Symptoms.—Malarial fever presents itself under two chief forms, though it should be noted that malaria is one of the most protean of all diseases and may simulate any malady. (1) Intermittent fever. In this disease the temperature may rise high, but returns each day to normal or lower; hence there is, after each attack, a period of complete freedom from fever. An intermittent fever or ague is usually less serious than a remittent fever, but it is harder to cure in the long run. (2) Remittent fever. In this the temperature, though it varies, keeps constantly above the normal, and the higher the fever, and the slighter the difference between the extremes of temperature, the more serious is the condition of the patient. Where the temperature is remittent, and appears to be unaffected by quinine, the disease is probably not malarial, but may be a case of enteric fever, and should be treated as advised below under that heading.
The attack may be sudden, but it is usually preceded by a feeling of languor, yawning, and general discomfort; this is followed by the cold stage, which, in the tropics, is usually short, and in the more ordinary attacks is ushered in by a violent shivering fit or rigor, though this is not common in Central Africa. The sensation of cold is entirely subjective, for though the patient feels chilly and piles clothes upon himself his temperature will be found elevated. At this period violent vomiting is not infrequent. Then comes the hot stage, often of long duration, followed by the sweating stage, during which the perspiration pours from the patient and soaks everything on and about him. After this there is a period of remission, or intermission of the feverish symptoms with corresponding relief to the patient. Usually, after some hours, the attack comes on again, beginning with the cold stage, but if the fever is treated very early, the disease may now pass off. The whole attack lasts as a rule from six to ten hours, say one hour for the cold stage, three or four for the hot period, and two to four for that of defervescence. There is sometimes a feeling of pain and discomfort in the right side owing to the congestion of the spleen, which enlarges during the rigor.
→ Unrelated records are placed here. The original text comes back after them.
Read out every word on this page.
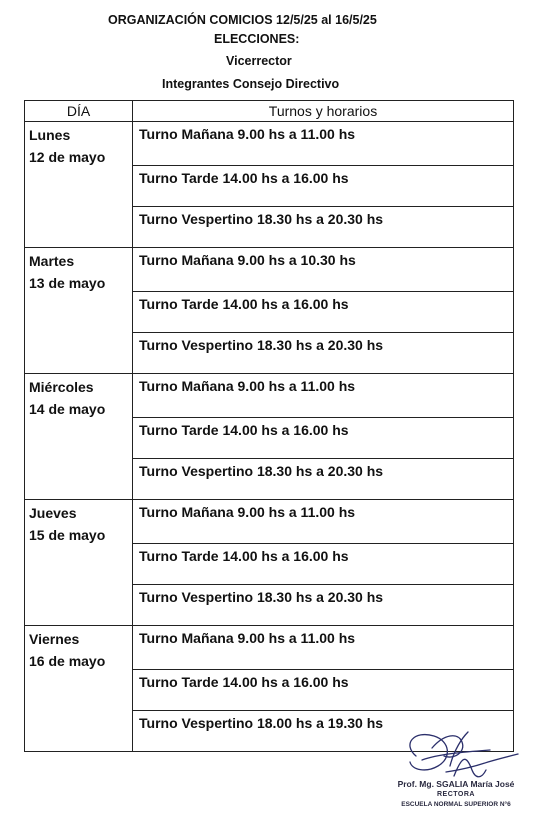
ORGANIZACIÓN COMICIOS 12/5/25 al 16/5/25
ELECCIONES:
Vicerrector
Integrantes Consejo Directivo
DÍA	Turnos y horarios

Lunes
12 de mayo	Turno Mañana 9.00 hs a 11.00 hs
	Turno Tarde 14.00 hs a 16.00 hs
	Turno Vespertino 18.30 hs a 20.30 hs

Martes
13 de mayo	Turno Mañana 9.00 hs a 10.30 hs
	Turno Tarde 14.00 hs a 16.00 hs
	Turno Vespertino 18.30 hs a 20.30 hs

Miércoles
14 de mayo	Turno Mañana 9.00 hs a 11.00 hs
	Turno Tarde 14.00 hs a 16.00 hs
	Turno Vespertino 18.30 hs a 20.30 hs

Jueves
15 de mayo	Turno Mañana 9.00 hs a 11.00 hs
	Turno Tarde 14.00 hs a 16.00 hs
	Turno Vespertino 18.30 hs a 20.30 hs

Viernes
16 de mayo	Turno Mañana 9.00 hs a 11.00 hs
	Turno Tarde 14.00 hs a 16.00 hs
	Turno Vespertino 18.00 hs a 19.30 hs
Prof. Mg. SGALIA María José
RECTORA
ESCUELA NORMAL SUPERIOR N°6
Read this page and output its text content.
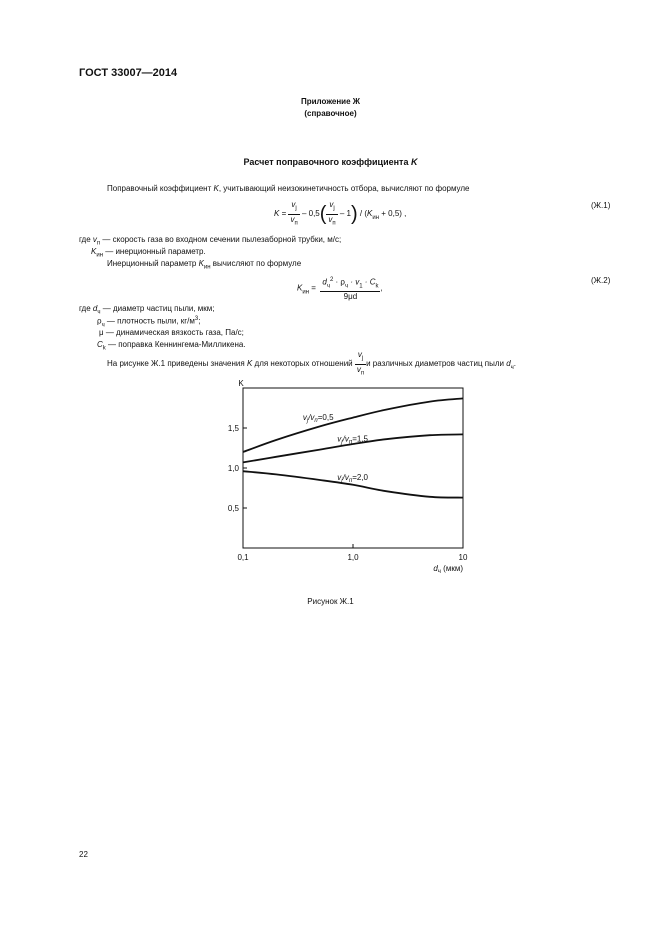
ГОСТ 33007—2014
Приложение Ж
(справочное)
Расчет поправочного коэффициента K
Поправочный коэффициент K, учитывающий неизокинетичность отбора, вычисляют по формуле
$K = \frac{v_j}{v_п} - 0,5( \frac{v_j}{v_п} - 1) / (K_{ин} + 0,5)$ ,
(Ж.1)
где $v_п$ — скорость газа во входном сечении пылезаборной трубки, м/с;
$K_{ин}$ — инерционный параметр.
Инерционный параметр $K_{ин}$ вычисляют по формуле
$K_{ин} = \frac{d_ч^2 \cdot \rho_ч \cdot v_1 \cdot C_k}{9\mu d}$ ,
(Ж.2)
где $d_ч$ — диаметр частиц пыли, мкм;
$\rho_ч$ — плотность пыли, $кг/м^3$;
μ — динамическая вязкость газа, Па/с;
$C_k$ — поправка Кеннингема-Милликена.
На рисунке Ж.1 приведены значения K для некоторых отношений $\frac{v_j}{v_п}$ и различных диаметров частиц пыли $d_ч$.
0,1	1,0	10
0,5
1,0
1,5
K
$d_ч$ (мкм)
$v_j/v_п=0,5$
$v_j/v_п=1,5$
$v_j/v_п=2,0$
Рисунок Ж.1
22
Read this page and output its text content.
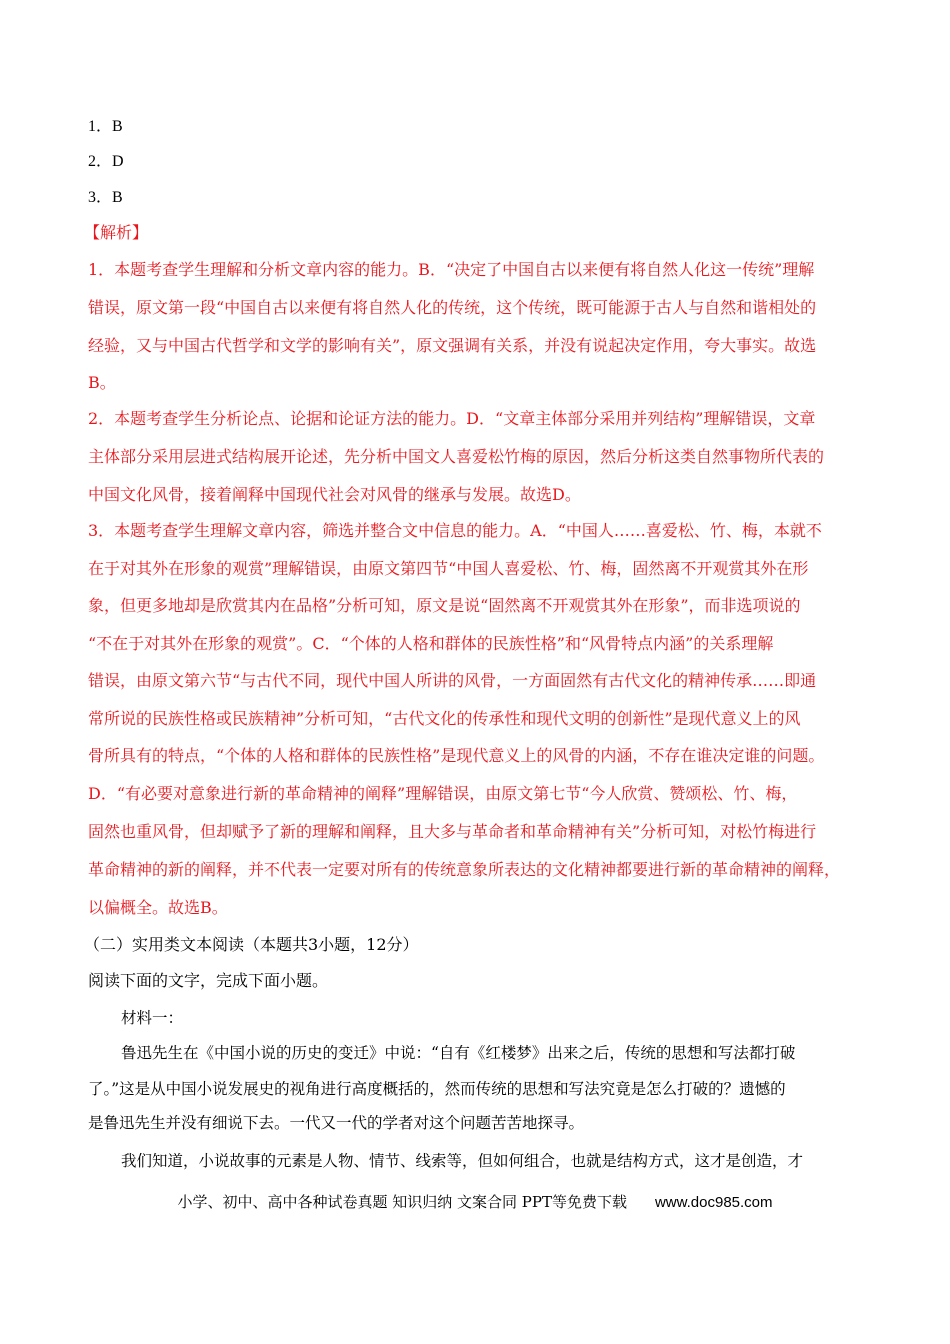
1．B
2．D
3．B
【解析】
1．本题考查学生理解和分析文章内容的能力。B．“决定了中国自古以来便有将自然人化这一传统”理解
错误，原文第一段“中国自古以来便有将自然人化的传统，这个传统，既可能源于古人与自然和谐相处的
经验，又与中国古代哲学和文学的影响有关”，原文强调有关系，并没有说起决定作用，夸大事实。故选
B。
2．本题考查学生分析论点、论据和论证方法的能力。D．“文章主体部分采用并列结构”理解错误，文章
主体部分采用层进式结构展开论述，先分析中国文人喜爱松竹梅的原因，然后分析这类自然事物所代表的
中国文化风骨，接着阐释中国现代社会对风骨的继承与发展。故选D。
3．本题考查学生理解文章内容，筛选并整合文中信息的能力。A．“中国人……喜爱松、竹、梅，本就不
在于对其外在形象的观赏”理解错误，由原文第四节“中国人喜爱松、竹、梅，固然离不开观赏其外在形
象，但更多地却是欣赏其内在品格”分析可知，原文是说“固然离不开观赏其外在形象”，而非选项说的
“不在于对其外在形象的观赏”。C．“个体的人格和群体的民族性格”和“风骨特点内涵”的关系理解
错误，由原文第六节“与古代不同，现代中国人所讲的风骨，一方面固然有古代文化的精神传承……即通
常所说的民族性格或民族精神”分析可知，“古代文化的传承性和现代文明的创新性”是现代意义上的风
骨所具有的特点，“个体的人格和群体的民族性格”是现代意义上的风骨的内涵，不存在谁决定谁的问题。
D．“有必要对意象进行新的革命精神的阐释”理解错误，由原文第七节“今人欣赏、赞颂松、竹、梅，
固然也重风骨，但却赋予了新的理解和阐释，且大多与革命者和革命精神有关”分析可知，对松竹梅进行
革命精神的新的阐释，并不代表一定要对所有的传统意象所表达的文化精神都要进行新的革命精神的阐释，
以偏概全。故选B。
（二）实用类文本阅读（本题共3小题，12分）
阅读下面的文字，完成下面小题。
材料一：
鲁迅先生在《中国小说的历史的变迁》中说：“自有《红楼梦》出来之后，传统的思想和写法都打破
了。”这是从中国小说发展史的视角进行高度概括的，然而传统的思想和写法究竟是怎么打破的？遗憾的
是鲁迅先生并没有细说下去。一代又一代的学者对这个问题苦苦地探寻。
我们知道，小说故事的元素是人物、情节、线索等，但如何组合，也就是结构方式，这才是创造，才
小学、初中、高中各种试卷真题 知识归纳 文案合同 PPT等免费下载 www.doc985.com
There are three distinct species of malarial parasite, and each causes a different type of fever. According to the type with which the patient has become infected, the fever recurs after one, two, or three days. At the same time all kinds of febrile irregularities are met with, so that it is often impossible to diagnose the disease in the absence of blood examination for the detection of the parasite.
Anæmia is a constant feature of the malarial attack, as is but natural, considering the great destruction of red blood cells brought about by the parasites which have infected them.